Вслед за орлом Малхаз изобразил тигра — еще меньший эффект; и тогда, так сказать, изучив конъюнктуру рынка, освоил новый сегмент потребления — портрет лидера, очень красивого, доброго, улыбчивого, и не простой портрет, а цельный коллаж: здесь и волк, и луна, и орел, и башни, и горы, и знамя; короче, ноу-хау, штамповать не успевают; и тут появляется здоровенный бородатый верзила, весь в оружии, да еще с охраной, и заказывает тысячу картин за любые деньги, только на холсте. Три месяца все художники республики корпели, облагораживая физиономию лидера революции, а в конце выясняется, что оплата перечислением, зато в два раза больше, правда не в Чечне, здесь банки тоже не работают, а совсем рядом, в Ставрополе. С платежным поручением помчался Малхаз в соседнюю область, а там его поджидали, арестовали; оказывается, какой-то «воздух прокачивают», он соучастник.
Вновь мать помчалась выручать Малхаза. С помощью адвокатов, точнее — взятки, в течение месяца удалось доказать, что Шамсадов не имеет отношения к финансовым махинациям. В итоге — как бизнесмен Шамсадов не состоялся, и если свести дебет с кредитом — полный баланс, то есть как уехал на бабушкины гроши, так и приехал на мамины подачки. Тем не менее, он был рад: главное, он дома и свободен, а больше не в свои дела, типа бизнеса — нос не сунет; и, наконец, жизненное — он видит свою картину, которой ему так не хватало, и почему-то уверен, что обладает таким богатством, что не одна корова, а стада у бабушки будут.

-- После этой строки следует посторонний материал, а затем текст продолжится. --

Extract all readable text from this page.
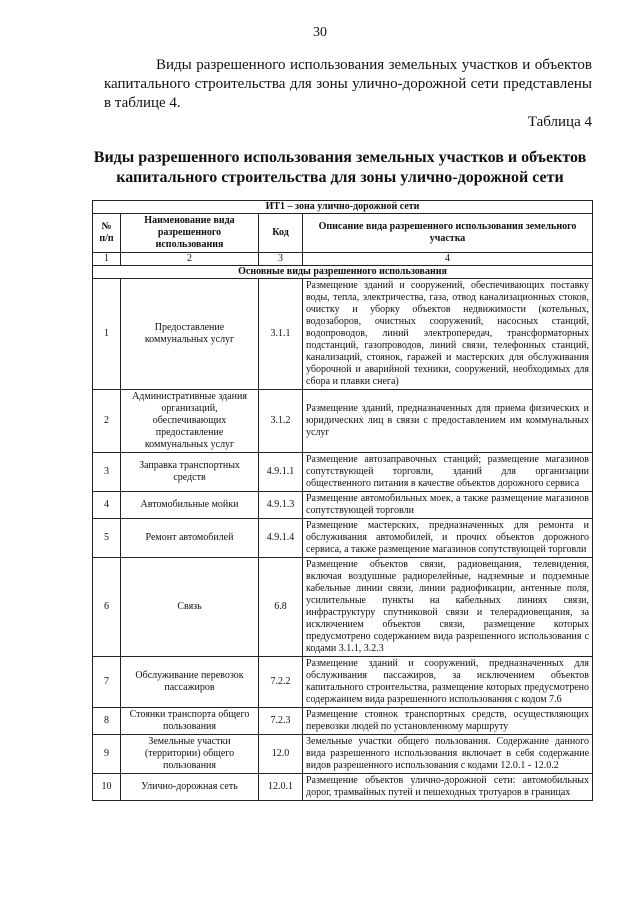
30

Виды разрешенного использования земельных участков и объектов капитального строительства для зоны улично-дорожной сети представлены в таблице 4.

Таблица 4
Виды разрешенного использования земельных участков и объектов капитального строительства для зоны улично-дорожной сети
ИТ1 – зона улично-дорожной сети			
№ п/п	Наименование вида разрешенного использования	Код	Описание вида разрешенного использования земельного участка
1	2	3	4
Основные виды разрешенного использования			
1	Предоставление коммунальных услуг	3.1.1	Размещение зданий и сооружений, обеспечивающих поставку воды, тепла, электричества, газа, отвод канализационных стоков, очистку и уборку объектов недвижимости (котельных, водозаборов, очистных сооружений, насосных станций, водопроводов, линий электропередач, трансформаторных подстанций, газопроводов, линий связи, телефонных станций, канализаций, стоянок, гаражей и мастерских для обслуживания уборочной и аварийной техники, сооружений, необходимых для сбора и плавки снега)
2	Административные здания организаций, обеспечивающих предоставление коммунальных услуг	3.1.2	Размещение зданий, предназначенных для приема физических и юридических лиц в связи с предоставлением им коммунальных услуг
3	Заправка транспортных средств	4.9.1.1	Размещение автозаправочных станций; размещение магазинов сопутствующей торговли, зданий для организации общественного питания в качестве объектов дорожного сервиса
4	Автомобильные мойки	4.9.1.3	Размещение автомобильных моек, а также размещение магазинов сопутствующей торговли
5	Ремонт автомобилей	4.9.1.4	Размещение мастерских, предназначенных для ремонта и обслуживания автомобилей, и прочих объектов дорожного сервиса, а также размещение магазинов сопутствующей торговли
6	Связь	6.8	Размещение объектов связи, радиовещания, телевидения, включая воздушные радиорелейные, надземные и подземные кабельные линии связи, линии радиофикации, антенные поля, усилительные пункты на кабельных линиях связи, инфраструктуру спутниковой связи и телерадиовещания, за исключением объектов связи, размещение которых предусмотрено содержанием вида разрешенного использования с кодами 3.1.1, 3.2.3
7	Обслуживание перевозок пассажиров	7.2.2	Размещение зданий и сооружений, предназначенных для обслуживания пассажиров, за исключением объектов капитального строительства, размещение которых предусмотрено содержанием вида разрешенного использования с кодом 7.6
8	Стоянки транспорта общего пользования	7.2.3	Размещение стоянок транспортных средств, осуществляющих перевозки людей по установленному маршруту
9	Земельные участки (территории) общего пользования	12.0	Земельные участки общего пользования. Содержание данного вида разрешенного использования включает в себя содержание видов разрешенного использования с кодами 12.0.1 - 12.0.2
10	Улично-дорожная сеть	12.0.1	Размещение объектов улично-дорожной сети: автомобильных дорог, трамвайных путей и пешеходных тротуаров в границах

Но торговать ею он, конечно же, не намерен, просто уверен, что она принесет ему счастье, а разве это не богатство?
Впрочем, не все так благополучно; хуже нетерпеливых кредиторов оказалась директор школы Бозаева. Вот кто отравляет его жизнь, называя «хапугой»: «За длинным рублем помчался, мало в тюрьме сидел! А где патриотизм, любовь к детям и школе!?» Три дня все это выслушивал Малхаз, а потом не выдержал:
— Пата, какая школа?! Полтора года зарплаты нет!
— А я! — крикнула директор, а потом очнулась, помрачнела, заплакала и сквозь слезы долго-долго говорила о надвигающейся беде — ведь тот, кто каждый день не учится — вырождается.
Под впечатлением этой истины Малхаз разорвал свое заявление об уходе из школы, чем еще раз растрогал директора. В поисках носового платка Пата Бозаева, сопя, тщетно порывшись в своей сумочке, полезла в ящики стола, и тут вскрикнула:
— Ой, какая я дура! Память куриная, уж сколько времени эти письма лежат.